As so often happens to me when I read Stephenson’s novels, I am left with the impression that he builds his stories not around moral dilemmas, technological problems, or human conundra, merely around stuff he finds cool. He likes space robots and encryption and the Greek pantheon, so why not write novels about those things? Not for any specific reason, not to answer any questions, but just to flex the old mental muscles over some neato shit.
Which is probably why it’s so easy to tell when he gets bored. Character development (or, heaven forbid, plot logistics) isn’t nearly as cool as space robots, and if you aren’t in it for the characters, why the fuck would you bother? Just move through the boring stuff as quickly as possible and get back to the space robots.
Which is how you get passages like this:
“A few minutes later, Weaver was struck by a lightning bolt and vaporized. The surviving members of the party scarce had time to become shocked by this turn of events before the sky turned nearly black. At first some of them looked to Fern, as one who had survived a lot of strange weather, but she was too fascinated by what was going on in the sky to be of much use. Corvus was busy changing himself into human form, maybe reckoning wings and feathers would only get torn off by whatever was going to occur next.
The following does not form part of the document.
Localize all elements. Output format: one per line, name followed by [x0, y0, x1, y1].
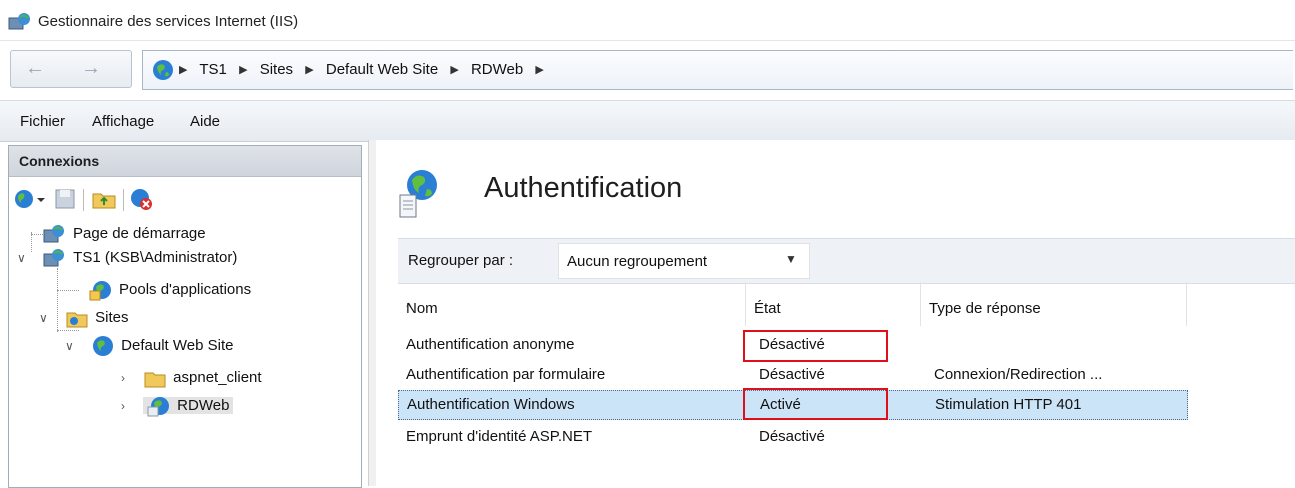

Mab seemed unconcerned; Prim had a clue as to why, which was that she might not have a body at all. But she was in some form of communication with Edda that no one else was privy to. Edda thus became the leader of the Quest, at least for now.” (p. 812).
Huh?
That passage, I’m sorry to be frank, is bad. It’s chaotic, and hurried, and abrupt. It’s not like the entire book is written that way, but big sections are, and during those sections neither you nor Neal Stephenson want to be there.
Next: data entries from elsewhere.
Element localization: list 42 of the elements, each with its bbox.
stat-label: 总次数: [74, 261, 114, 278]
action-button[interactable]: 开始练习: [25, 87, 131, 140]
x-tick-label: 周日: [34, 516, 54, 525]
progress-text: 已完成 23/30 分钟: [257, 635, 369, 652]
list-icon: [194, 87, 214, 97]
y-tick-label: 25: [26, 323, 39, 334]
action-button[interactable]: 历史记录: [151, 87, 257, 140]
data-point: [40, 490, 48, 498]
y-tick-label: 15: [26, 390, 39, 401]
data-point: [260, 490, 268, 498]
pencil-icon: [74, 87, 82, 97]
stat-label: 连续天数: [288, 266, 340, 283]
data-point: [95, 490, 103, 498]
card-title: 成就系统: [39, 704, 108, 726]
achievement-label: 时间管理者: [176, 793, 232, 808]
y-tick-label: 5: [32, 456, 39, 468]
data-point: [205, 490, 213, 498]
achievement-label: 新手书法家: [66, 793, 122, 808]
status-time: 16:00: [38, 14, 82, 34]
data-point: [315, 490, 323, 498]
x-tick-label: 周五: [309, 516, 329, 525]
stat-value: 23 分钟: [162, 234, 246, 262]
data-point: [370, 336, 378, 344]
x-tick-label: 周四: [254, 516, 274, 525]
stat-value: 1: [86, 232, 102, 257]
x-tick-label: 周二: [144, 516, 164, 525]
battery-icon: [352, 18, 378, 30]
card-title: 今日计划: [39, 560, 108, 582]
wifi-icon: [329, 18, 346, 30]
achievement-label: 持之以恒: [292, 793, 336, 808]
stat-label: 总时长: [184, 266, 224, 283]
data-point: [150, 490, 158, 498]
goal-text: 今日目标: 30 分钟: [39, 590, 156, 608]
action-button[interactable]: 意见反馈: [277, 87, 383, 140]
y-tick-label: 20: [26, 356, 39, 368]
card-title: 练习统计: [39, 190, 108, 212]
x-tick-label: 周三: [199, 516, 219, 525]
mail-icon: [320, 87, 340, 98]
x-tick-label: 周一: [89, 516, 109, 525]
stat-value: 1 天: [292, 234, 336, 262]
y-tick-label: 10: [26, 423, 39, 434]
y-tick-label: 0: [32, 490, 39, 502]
‘Fall‘ is, I don’t know, entertaining? I was entertained. There are villains and heroes, deaths and rebirths. Gods battle angels; ballads are sung. Thunderbolts are thrown; bad guys get their just deserts; human souls live in hives. Billionaires behave badly! It’s fun! It’s a fun book! And I like fun books, even ones that go one for 883 pages. I think fun justifies itself.
But I hope that I wasn’t supposed to learn any lessons, because, if I was, I missed them. I hope that this isn’t the deepest novel ever written about the Singularity. I hope it isn’t the smartest. Maybe it will be funnest, but I hope it’s not the best. I think we can do better.